Las Vegas Sun

March 28, 2024

Real Estate Quarterly:

Retail recovery eludes Las Vegas marketplace

property

Ulf Buchholz

Space is available at Alec & Audrey Village in Southern Highlands.

The retail market recovery in Southern Nevada is more than nine months to a year away, and landlords will have a tough time finding tenants even though rents are declining, according to the second-quarter report from Colliers International Las Vegas.

The brokerage said it would take significant improvement in the national economy to speed up the local recovery.

Las Vegas brokerages said the retail vacancy rate exceeded 10 percent in the second quarter. Colliers reported a 10.1 percent vacancy rate, which is 7 percentage points higher than the onset of the recession in 2007’s fourth quarter.

CB Richard Ellis reports the highest rate at 11.3 percent, saying it is the first time in six months that more space was vacated than absorbed. Much of the space vacated was in the southeast valley, in particular at Warm Springs Promenade, Galleria at Sunset mall and Boulder Marketplace, the firm said.

The southwest valley had the highest vacancy rate at 15.2 percent, according to CB Richard Ellis. It also remained the most expensive at $2.02 per square foot per month.

Applied Analysis reported the average rents sought be landlords in the second quarter were $1.68 per square foot per month, down 4 cents from the first quarter.
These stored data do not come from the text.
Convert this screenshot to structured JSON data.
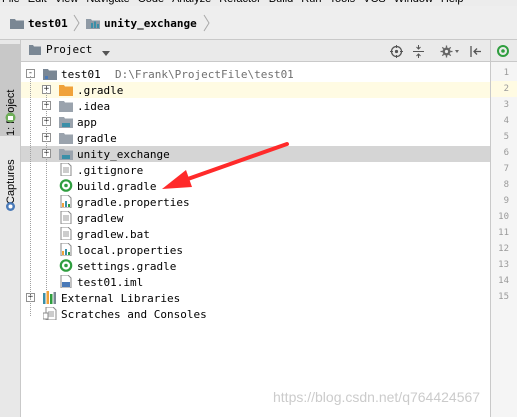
{
  "menu": {
    "items": [
      "File",
      "Edit",
      "View",
      "Navigate",
      "Code",
      "Analyze",
      "Refactor",
      "Build",
      "Run",
      "Tools",
      "VCS",
      "Window",
      "Help"
    ]
  },
  "breadcrumb": {
    "items": [
      {
        "label": "test01"
      },
      {
        "label": "unity_exchange"
      }
    ]
  },
  "toolstrip": {
    "project_tab": "1: Project",
    "captures_tab": "Captures"
  },
  "panel": {
    "title": "Project",
    "dropdown_icon": "chevron-down-icon",
    "tools": [
      "locate-icon",
      "collapse-all-icon",
      "gear-icon",
      "hide-icon"
    ]
  },
  "tree": {
    "root": {
      "label": "test01",
      "path": "D:\\Frank\\ProjectFile\\test01"
    },
    "children": [
      {
        "label": ".gradle",
        "icon": "folder-orange-icon",
        "expandable": true
      },
      {
        "label": ".idea",
        "icon": "folder-icon",
        "expandable": true
      },
      {
        "label": "app",
        "icon": "module-folder-icon",
        "expandable": true
      },
      {
        "label": "gradle",
        "icon": "folder-icon",
        "expandable": true
      },
      {
        "label": "unity_exchange",
        "icon": "module-folder-icon",
        "expandable": true,
        "selected": true
      },
      {
        "label": ".gitignore",
        "icon": "text-file-icon",
        "expandable": false
      },
      {
        "label": "build.gradle",
        "icon": "gradle-icon",
        "expandable": false
      },
      {
        "label": "gradle.properties",
        "icon": "properties-file-icon",
        "expandable": false
      },
      {
        "label": "gradlew",
        "icon": "text-file-icon",
        "expandable": false
      },
      {
        "label": "gradlew.bat",
        "icon": "text-file-icon",
        "expandable": false
      },
      {
        "label": "local.properties",
        "icon": "properties-file-icon",
        "expandable": false
      },
      {
        "label": "settings.gradle",
        "icon": "gradle-icon",
        "expandable": false
      },
      {
        "label": "test01.iml",
        "icon": "iml-file-icon",
        "expandable": false
      }
    ],
    "external_libraries": "External Libraries",
    "scratches": "Scratches and Consoles"
  },
  "gutter": {
    "line_numbers": [
      "1",
      "2",
      "3",
      "4",
      "5",
      "6",
      "7",
      "8",
      "9",
      "10",
      "11",
      "12",
      "13",
      "14",
      "15"
    ]
  },
  "watermark": "https://blog.csdn.net/q764424567",
  "colors": {
    "selection": "#d5d5d5",
    "highlight": "#fffbe3",
    "arrow": "#ff2a2a",
    "gradle_green": "#2f9e3f",
    "folder_orange": "#f0a23a",
    "folder_gray": "#9aa3ad",
    "module_teal": "#3a8fa8"
  }
}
It was $2.02 per square foot per month in 2009’s second quarter, the firm said.

Rents have fallen 24 percent in the last couple of years, according to Applied Analysis. The firm said bright notes are that the vacancy rate has held in a tight range in the past 18 months and rental rate declines are slowing.

“The sector may be approaching the proverbial bottom, but this bottom could likely be a new normal,” said Applied Analysis Principal Brian Gordon, who added it could take several years before excess supply is absorbed and vacancy rates return to levels before the recession.

The retail sector is hurt by weaker than expected consumer spending and consumer confidence levels, said Jake Joyce, a project manager at Applied Analysis.

“The retail market is where consumer sentiment is ultimately realized, so as long as the economic outlook and pace of recovery appear soft, (lease rates) in the retail market will continue to correct,” Joyce said.

Only 600,000 square feet of space are under construction in the valley with most of that at Tivoli Village, a mixed-use project at Alta Drive and Rampart Boulevard. Construction is ongoing at Caroline’s Court, a Lowe’s-anchored retail center at U.S. 95 and Durango Drive, analysts said.

Of the 10.4 percent retail vacancy rate that Applied Analysis reported for the valley, North Las Vegas led the way with a 12.2 percent. That was followed by Henderson, 11.6 percent; Las Vegas, 10.7 percent; and unincorporated Clark County, 9 percent.

CB Richard Ellis forecasts that leasing will pick up through the rest of the year and into 2011 because of incentives offered by landlords.

“These incentives and the overall affordability of Las Vegas might attract national retailers that had previously postponed expansion plans,” the firm said.

Colliers reported the average lease term for retail space in 2010 is 72 months, a four-month increase from last year.

The Las Vegas Valley had 4.4 million square feet of distressed retail space in the second quarter, an increase of 446,000 square feet from the first quarter, Colliers reported.